Coles heard back from Buckingham Palace in the form of a note telling her that the Queen enjoyed reading her magazine. That was all the encouragement her journalism career needed.
“Her [Queen Elizabeth’s] lady in waiting wrote back and said the queen very much enjoyed reading it and was looking forward to other issues. And so I was like Oh God now I've got to produce subscription-worthy issues and send them to Buckingham Palace. That was all the encouragement I needed to go into the media,” Coles remembered.
Growing up in Yorkshire, or the “Texas of Britain,” Coles remembers a childhood shaped by extreme curiosity. She believes that books spoke directly to her, and Coles tells Jarvis about the “excitement of roaring home, throwing myself on the bed and devouring a book.”
Coles’s career has spanned both sides of the pond. Beginning with The Daily Telegraph in London, she moved to New York as bureau chief of The Guardian. She joined the mega media conglomerate Hearst in 2006 as the editor-in-chief of Marie Claire, and 6 years later took on the same role at Cosmopolitan.
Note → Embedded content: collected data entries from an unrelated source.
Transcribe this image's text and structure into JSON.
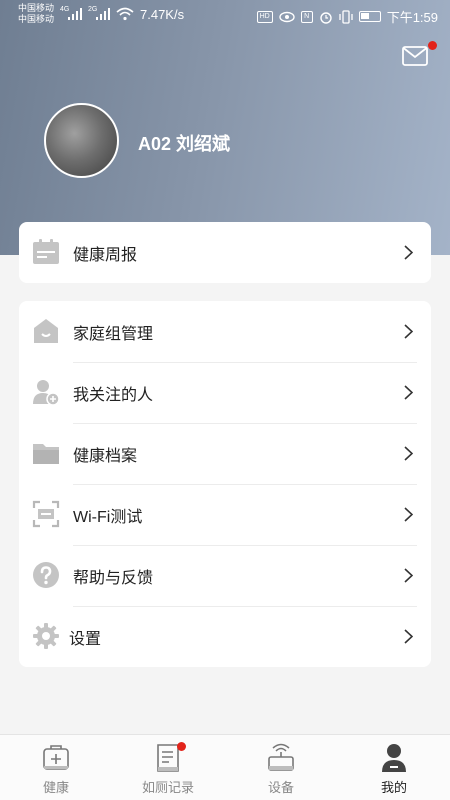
{
  "status_bar": {
    "carrier_1": "中国移动",
    "carrier_2": "中国移动",
    "net_1": "4G",
    "net_2": "2G",
    "speed": "7.47K/s",
    "hd_badge": "HD",
    "time": "下午1:59"
  },
  "profile": {
    "name": "A02 刘绍斌",
    "mail_icon": "mail-icon",
    "has_unread_mail": true
  },
  "weekly_card": {
    "items": [
      {
        "label": "健康周报",
        "icon": "report-icon"
      }
    ]
  },
  "menu": {
    "items": [
      {
        "label": "家庭组管理",
        "icon": "home-icon"
      },
      {
        "label": "我关注的人",
        "icon": "add-user-icon"
      },
      {
        "label": "健康档案",
        "icon": "folder-icon"
      },
      {
        "label": "Wi-Fi测试",
        "icon": "scan-icon"
      },
      {
        "label": "帮助与反馈",
        "icon": "help-icon"
      },
      {
        "label": "设置",
        "icon": "gear-icon"
      }
    ]
  },
  "tabbar": {
    "tabs": [
      {
        "label": "健康",
        "icon": "medical-box-icon",
        "active": false
      },
      {
        "label": "如厕记录",
        "icon": "record-icon",
        "active": false,
        "badge": true
      },
      {
        "label": "设备",
        "icon": "device-icon",
        "active": false
      },
      {
        "label": "我的",
        "icon": "person-icon",
        "active": true
      }
    ]
  },
  "colors": {
    "header_start": "#6f7e92",
    "header_end": "#a4b3c8",
    "icon_gray": "#c4c4c4",
    "badge_red": "#e2231a"
  }
}
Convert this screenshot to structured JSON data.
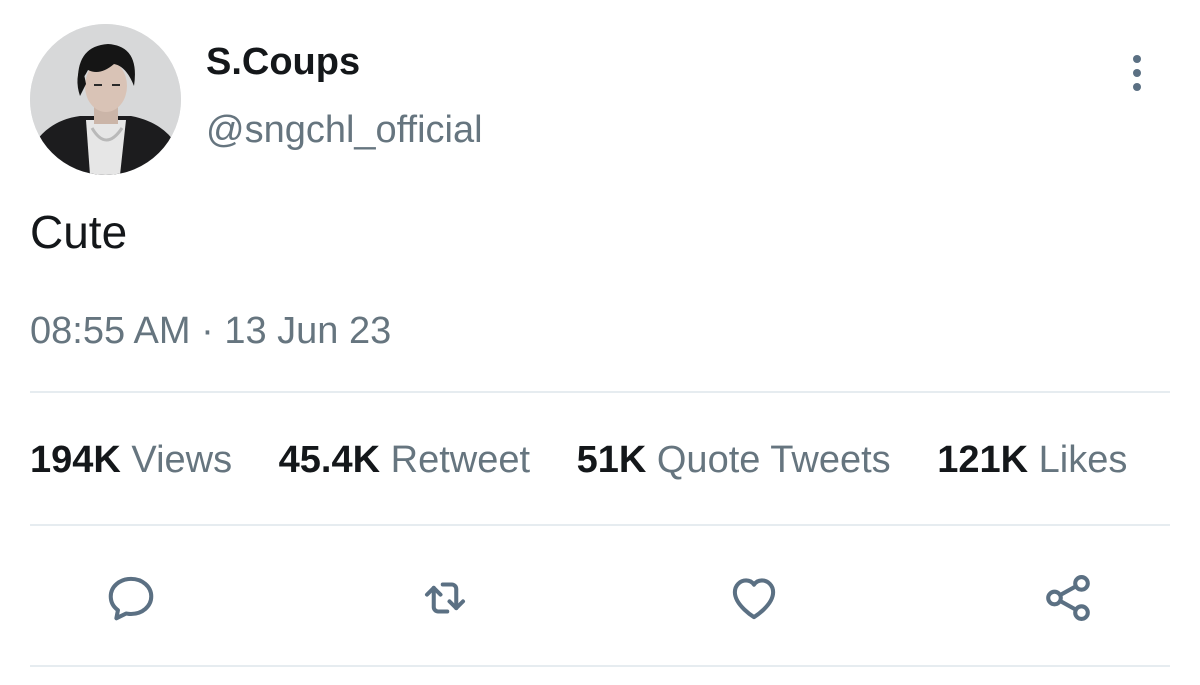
{
  "tweet": {
    "display_name": "S.Coups",
    "handle": "@sngchl_official",
    "text": "Cute",
    "timestamp": "08:55 AM · 13 Jun 23"
  },
  "stats": [
    {
      "value": "194K",
      "label": "Views"
    },
    {
      "value": "45.4K",
      "label": "Retweet"
    },
    {
      "value": "51K",
      "label": "Quote Tweets"
    },
    {
      "value": "121K",
      "label": "Likes"
    }
  ],
  "actions": {
    "reply_icon": "speech-bubble-icon",
    "retweet_icon": "retweet-arrows-icon",
    "like_icon": "heart-icon",
    "share_icon": "share-nodes-icon"
  },
  "colors": {
    "secondary_text": "#66757f",
    "icon": "#5b7083",
    "divider": "#e6ecf0"
  }
}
Coles now oversees 300 magazines worldwide at Hearst. Throughout her career she’s seen the media landscape transform itself over and over, and despite digital’s apparent dominance, Coles still believes in the power of print.
“Our digital media is very much the sprint. It uses different muscles than other races, and you’re on a different diet for it.”
“The magazine is much more about what are we going to be thinking about in three months, 6 months, a year’s time. And that’s where magazine-makers are, really, cultural soothsayers,” Coles adds.
Coles tells Jarvis that if she were to build a media company from the ground up, ink and paper would still be key.
“There would definitely be a print component because I see how much people crave the special interest of print and how ephemeral digital content is. People long to have things to hold on to,” Coles says.
For now, Coles has her energies focused on Hearst, serving on the board of Snap Inc. and now being an executive producer on “The Bold Type,” a show that recently debuted on Freeform, focusing on the power of female friendships.
“It celebrates a different kind of female boss than we have seen on television before, and one of the things that really disturbed me thinking about popular culture is how few images there are, how few story-lines there are, around working women.”
As Coles reflects on her career and countless experiences from The Daily Telegraph to "The Bold Type," she tells Jarvis how so much of it has been shaped by “these incredible female friendships that are formed when you are young -- starting out together, failing together, and succeeding together.”